Nakasha - Wto Paź 04, 2011 13:37

Ja również nie poddawałam swoich agresywnych szczurów eutanazji, zajmowałam się nimi do końca ich życia, dostosowując się do ich potrzeb. Jedyny raz oddałam agresora, kilka lat temu, ponieważ wtedy nie mogłam sobie pozwolić na trzymanie go pojedynczo. Zresztą okazało się, że w nowym stadzie dogadał się ze szczurami. Czasami przyjmowałam do siebie "agresywne" szczury, które udawało mi się oswoić i połączyć.

Wydaje mi się, że lepiej trzymać takiego szczura samego, a jeśli ktoś ze względów emocjonalnych "nie może na niego patrzeć", to najlepiej go komuś oddać...

Z drugiej strony każdy ma prawo do uśpienia agresywnego zwierzęcia.

babyduck - Wto Paź 04, 2011 13:40

Oli napisał/a:
mnie się w głowie nie mieści, że stowarzyszenie coś takiego toleruje... myśląc takim tokiem, ja powinnam uśpić Rastę, Eltona, a nie zrobiłam tego, tylko założyłam oddzielne stada. Tak samo nie trafiłby żaden szczur do wuni na resocjalizację, gdzie okazywało się, że jej osoba i otoczenie zmieniły je nie do poznania. Jeszcze jakby zrobił to jakiś żółtodziób, ale osoba mianująca się hodowcą szczurów rodowodowych nie powinna tak postępować, a co gorsze, z tego co widzę, pozostali hodowcy bez mrugnięcia okiem to tolerują... :| Hodowcy powinni być autorytetem. Wywalacie z hukiem ze stowarzyszenia osoby kontrowersyjne, źle rozmnażające szczury, źle nimi się zajmujące, a ukrywacie i nie reagujecie na kogoś kto bezkarnie usypia szczura?

Muszę się z tym zgodzić. I po cichu liczę, że shsrp ujawni nam wynik swoich dyskusji, bo tej chwili nasuwają się takie myśli o hodowcy, których w przypadku shsrp nigdy nie chciałabym mieć.
Wierzę, że jest jakiś silny argument popierający madzial, ale chciałabym go poznać, a nie tylko wierzyć.

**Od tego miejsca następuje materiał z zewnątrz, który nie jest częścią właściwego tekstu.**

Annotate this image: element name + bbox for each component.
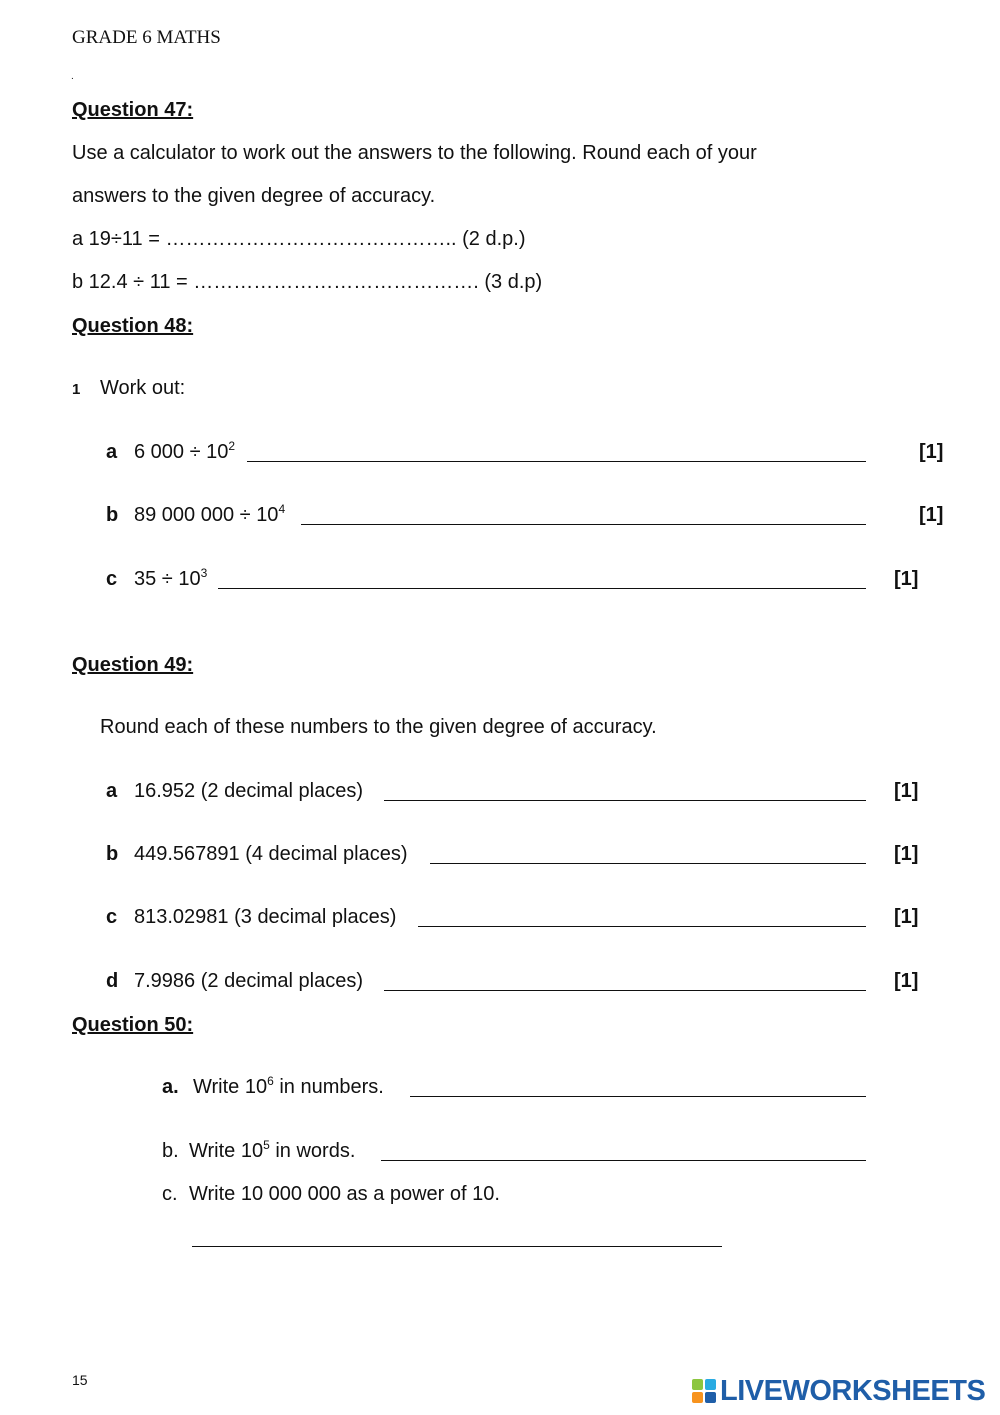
answer-line[interactable] — [430, 863, 866, 864]
answer-line[interactable] — [418, 926, 866, 927]
q49-mark: [1] — [894, 780, 919, 802]
q48-expression-base: 6 000 ÷ 10 — [134, 441, 229, 463]
q49-item-letter: a — [106, 780, 118, 802]
answer-line[interactable] — [247, 461, 866, 462]
q47-instruction-line2: answers to the given degree of accuracy. — [72, 185, 436, 207]
answer-line[interactable] — [301, 524, 866, 525]
answer-line[interactable] — [218, 588, 866, 589]
q47-instruction-line1: Use a calculator to work out the answers to the following. Round each of your — [72, 142, 757, 164]
page-header-title: GRADE 6 MATHS — [72, 27, 221, 48]
q48-expression-exponent: 3 — [200, 566, 208, 580]
q48-expression-exponent: 2 — [228, 439, 236, 453]
q48-item-letter: b — [106, 504, 119, 526]
q50-a-post: in numbers. — [279, 1076, 384, 1098]
logo-square — [692, 1392, 703, 1403]
q49-prompt: Round each of these numbers to the given degree of accuracy. — [100, 716, 657, 738]
q47-item-a[interactable]: a 19÷11 = …………………………………….. (2 d.p.) — [72, 228, 526, 250]
q48-item-letter: c — [106, 568, 118, 590]
logo-grid-icon — [692, 1379, 716, 1403]
q50-a-pre: Write 10 — [193, 1076, 268, 1098]
q47-item-b[interactable]: b 12.4 ÷ 11 = ……………………………………. (3 d.p) — [72, 271, 543, 293]
q48-item-expression — [134, 566, 208, 590]
q49-item-text: 813.02981 (3 decimal places) — [134, 906, 397, 928]
q50-a-letter: a. — [162, 1076, 179, 1098]
q48-item-expression — [134, 502, 286, 526]
q48-expression-base: 89 000 000 ÷ 10 — [134, 504, 279, 526]
answer-line[interactable] — [384, 800, 866, 801]
answer-line[interactable] — [192, 1246, 722, 1247]
header-dot: . — [71, 71, 74, 82]
question-48-heading: Question 48: — [72, 315, 194, 337]
q50-c-letter: c. — [162, 1183, 178, 1205]
q48-expression-exponent: 4 — [278, 502, 286, 516]
page-number: 15 — [72, 1372, 88, 1388]
q49-item-text: 449.567891 (4 decimal places) — [134, 843, 408, 865]
q50-b-letter: b. — [162, 1140, 179, 1162]
q49-item-letter: d — [106, 970, 119, 992]
q49-item-text: 7.9986 (2 decimal places) — [134, 970, 364, 992]
q48-number: 1 — [72, 381, 81, 398]
q49-mark: [1] — [894, 843, 919, 865]
q49-item-text: 16.952 (2 decimal places) — [134, 780, 364, 802]
logo-square — [705, 1379, 716, 1390]
q50-c-text: Write 10 000 000 as a power of 10. — [189, 1183, 500, 1205]
q50-b-text — [189, 1138, 356, 1162]
logo-square — [692, 1379, 703, 1390]
logo-square — [705, 1392, 716, 1403]
q48-expression-base: 35 ÷ 10 — [134, 568, 201, 590]
q49-item-letter: b — [106, 843, 119, 865]
question-49-heading: Question 49: — [72, 654, 194, 676]
question-50-heading: Question 50: — [72, 1014, 194, 1036]
answer-line[interactable] — [381, 1160, 866, 1161]
q48-prompt: Work out: — [100, 377, 186, 399]
q48-mark: [1] — [894, 568, 919, 590]
answer-line[interactable] — [384, 990, 866, 991]
q50-a-text — [193, 1074, 384, 1098]
q49-mark: [1] — [894, 970, 919, 992]
q48-mark: [1] — [919, 504, 944, 526]
q48-item-expression — [134, 439, 236, 463]
q49-mark: [1] — [894, 906, 919, 928]
q50-b-post: in words. — [275, 1140, 356, 1162]
q49-item-letter: c — [106, 906, 118, 928]
q48-mark: [1] — [919, 441, 944, 463]
question-47-heading: Question 47: — [72, 99, 194, 121]
q50-a-exponent: 6 — [267, 1074, 274, 1088]
q50-b-pre: Write 10 — [189, 1140, 264, 1162]
q50-b-exponent: 5 — [263, 1138, 270, 1152]
logo-text: LIVEWORKSHEETS — [720, 1375, 986, 1407]
q48-item-letter: a — [106, 441, 118, 463]
answer-line[interactable] — [410, 1096, 866, 1097]
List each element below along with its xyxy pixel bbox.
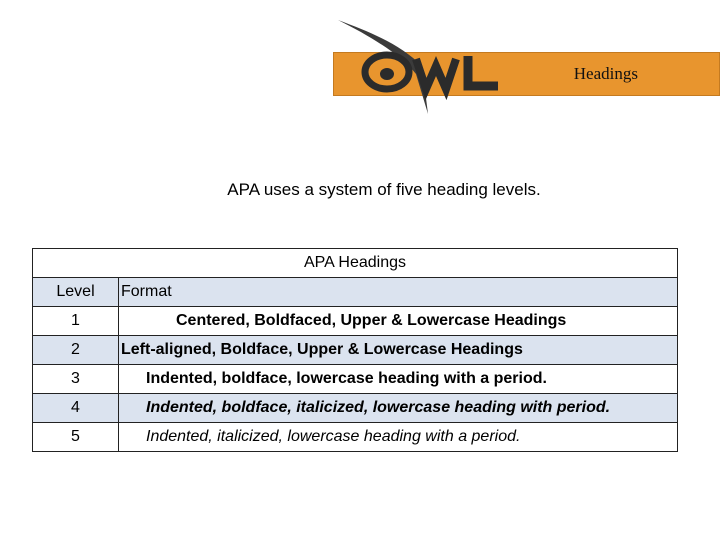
table-row	[33, 365, 678, 394]
banner-title: Headings	[573, 64, 638, 83]
level-cell: 5	[33, 423, 119, 452]
table-row	[33, 336, 678, 365]
table-caption: APA Headings	[33, 249, 678, 278]
table-caption-row	[33, 249, 678, 278]
format-cell: Indented, italicized, lowercase heading with a period.	[119, 423, 678, 452]
level-cell: 1	[33, 307, 119, 336]
table-row	[33, 423, 678, 452]
table-row	[33, 394, 678, 423]
table-row	[33, 307, 678, 336]
format-cell: Indented, boldface, italicized, lowercase heading with period.	[119, 394, 678, 423]
format-cell: Centered, Boldfaced, Upper & Lowercase Headings	[119, 307, 678, 336]
format-cell: Indented, boldface, lowercase heading with a period.	[119, 365, 678, 394]
table-header-row	[33, 278, 678, 307]
apa-headings-table	[32, 248, 678, 452]
level-cell: 4	[33, 394, 119, 423]
level-cell: 2	[33, 336, 119, 365]
format-cell: Left-aligned, Boldface, Upper & Lowercase Headings	[119, 336, 678, 365]
level-cell: 3	[33, 365, 119, 394]
slide-subtitle: APA uses a system of five heading levels.	[227, 180, 541, 199]
column-header-format: Format	[119, 278, 678, 307]
column-header-level: Level	[33, 278, 119, 307]
owl-logo	[330, 14, 520, 119]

baradwys - Wto Paź 04, 2011 13:48

Bo rozumiem, że idąc tokiem osób które przyklepały sprawę Ledy Abraxas tak właśnie powinnam była zrobić?Czyli, że powinnam była nalegać na Tygrysę by natychmiast poddać Smirnoffa Rat's Troop eutanazji po tym jak zagryzł i rozszarpał swoich dwumiesięcznych towarzyszy z którymi mieszkał już miesiąc? Jak również powinnam była uśpić Oriona Emerald Moon gdy ten pogryzł ze skutkiem śmiertelnym Isildura Beris? Choć oba szczury nigdy nie wykazały żadnej agresji? Orion był alfą do samego końca swojego pobytu w stadzie i przyjął kilka innych maluszków bez mrugnięcia okiem, Smirnoff zaś do końca swoich dni żył samotnie.
Czy powinnam się poddać biorąc pod swój dach nieżyjących już (odeszli ze starości) Equusa Iletis czy Elvisa, bo wykazywali znaczną agresję ukierunkowaną w szczury jak i ludzi?